25 Mei 2016

Kisah Kasih Solo-Kyoto dalam Puisi Hujan

(Koran Jakarta, 29 September 2015)


Judul              : Hujan Bulan Juni  
Penulis          : Sapardi Djoko Damono
Penerbit         : Gramedia  
Cetak              : Juni 2015
ISBN               : 978-620-03-1843-1


Mungkin ada yang pernah membaca  puisi  Hujan Bulan Juni karya  Sapardi Djoko Damono. Kini, puisinya  hadir dalam bentuk karya sastra lain. Dari puisi menjadi lagu, kemudian  komik, dan nanti film. Kini Hujan Bulan Juni  beralih wahana menjadi novel. Tapi tetap puitis.


Barangkali tak ada yang lebih murung dari menanti hujan di bulan Juni yang kemarau. Seperti  betapa murungnya perasaan Sarwono karena gelisah memikirkan Pingkan, kekasihnya yang pergi ke Kyoto. Sarwono ingin menulis puisi, tak peduli Pingkan akan menyebutnya lelaki cengeng.


“Puisi itu medium,” ujar Sarwono, tokoh utama  novel. Dosen muda asal Solo itu selain mengajar Antropolog di UI, juga  seorang pujangga. Puisi-puisinya selalu menjadi langganan mengisi sudut surat kabar,Swara Keyakinan.


Ya, puisi itu medium. Ia percaya bahwa  manusia  yang sama-sama masih hidup bisa berkomunikasi, tanpa harus bertatap muka (hal 4). Dalam kerinduan yang melelahkan, Sarwono percaya, puisi bisa menjadi  medium penghubung  perasaan dengan tambatan hatinya itu. Ia yakin, puisinya akan sampai ke Pingkan, meski terpaut jarak ribuan kilometer Solo-Kyoto sekalipun.
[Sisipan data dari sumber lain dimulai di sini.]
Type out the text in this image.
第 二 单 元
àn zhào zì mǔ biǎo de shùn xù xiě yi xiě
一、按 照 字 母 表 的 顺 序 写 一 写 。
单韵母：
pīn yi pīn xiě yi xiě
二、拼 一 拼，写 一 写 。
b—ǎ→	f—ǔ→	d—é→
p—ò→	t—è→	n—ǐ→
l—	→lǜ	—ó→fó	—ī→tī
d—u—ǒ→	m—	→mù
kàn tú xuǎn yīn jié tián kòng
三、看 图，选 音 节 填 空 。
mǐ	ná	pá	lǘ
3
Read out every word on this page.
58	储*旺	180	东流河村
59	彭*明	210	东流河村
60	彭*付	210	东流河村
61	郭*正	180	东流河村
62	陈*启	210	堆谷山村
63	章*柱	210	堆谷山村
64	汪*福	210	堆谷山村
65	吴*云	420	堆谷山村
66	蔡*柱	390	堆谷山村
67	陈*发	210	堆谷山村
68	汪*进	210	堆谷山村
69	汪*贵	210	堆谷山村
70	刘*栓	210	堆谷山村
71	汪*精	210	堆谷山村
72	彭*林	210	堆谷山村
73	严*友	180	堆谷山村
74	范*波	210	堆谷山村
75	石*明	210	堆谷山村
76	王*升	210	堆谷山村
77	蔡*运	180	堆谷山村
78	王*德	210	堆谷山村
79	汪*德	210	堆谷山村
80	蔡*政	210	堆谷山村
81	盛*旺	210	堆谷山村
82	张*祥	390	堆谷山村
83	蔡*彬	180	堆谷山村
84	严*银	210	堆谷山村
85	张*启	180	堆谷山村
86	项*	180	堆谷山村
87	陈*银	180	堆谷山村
Pingkan adalah dosen muda di prodi Jepang. Ia adik Toar Palengkahu, teman Sarwono semenjak SMA. Sejak pertama dikenalkan oleh Toar, Sarwono seperti langsung jatuh hati pada perempuan yang dia sebut Fiona, si putri tidur. Kisah kasih keduanya tumbuh ketika sama-sama mengajar di kampus dan mengerjakan penelitian.


Sarwono demikian kasmaran pada Pingkan dan menganggapnya pacar. Tapi Pingkan  selalu menolak label pacar atau mungkin sebenarnya hanya pura-pura menolak. Sarwono tak tahu. Ini  yang kadang membuat hubungan keduanya terasa rumit.


Hubungan mereka semakin rumit ketika di antara keduanya  ada perbedaan kota, budaya, suku, bahkan agama. Sarwono seorang Jawa tulen. Sementara Pingkan  campuran Jawa dan Manado. Halaman demi halaman dalam novel berkisah tentang kepelikan antara perempuan dan laki-laki yang tinggal di sebuah ruangan kedap suara  bernama cinta.


Puncaknya  ketika Pingkan harus pergi ke Kyoto untuk melanjutkan studi. Sarwono merasa ketakutan dan kehilangan. Sebab di Jepang Pingkan akan bersama sontoloyo Katsuo, seorang dosen Jepang. “Jadi, kau akan berangkat juga akhirnya?” itu pertanyaan  Sarwono kepada  Pingkan. Sarwono benar-benar cengeng seperti puisi-puisinya.


Ia suka bunga sakura yang hanya mekar sepekan  di awal musim semi, lalu  gugur bagaikan ronin yang dipenggal  samurai yang dikhianatinya. Tetapi, bunga  sakura tidak pernah berkhianat kepada siapa pun (hal 11-12).


Bukan. Pingkan bukan Ronin. Tak ada perempuan Ronin. Tetapi itu di Jepang. Siapa tahu di Minahasa ada perempuan Ronin? Rupanya rindu tak hanya menguras perasaan Sarwono, tetapi juga turut merubuhkan kesehatannya. Di Jepang, Pingkan pun  merindukan dan mencintai Sarwono. Ia segera pulang ketika mendapat kabar Sarwono  di rumah sakit.


Novel ini bermula dari puisi dan berakhir pula dengan puisi. Barangkali hujan yang ganjil turun di bulan Juni membasahi kota Solo. Tapi hujan juga turun di sudut mata Pingkan, ketika membaca puisi “tiga sajak kecil.” Kita tak akan pernah bertemu/aku dalam dirimu/tiadakah pilihan/kecuali di situ/ kau terpencil dalam hatiku (hal 130-133).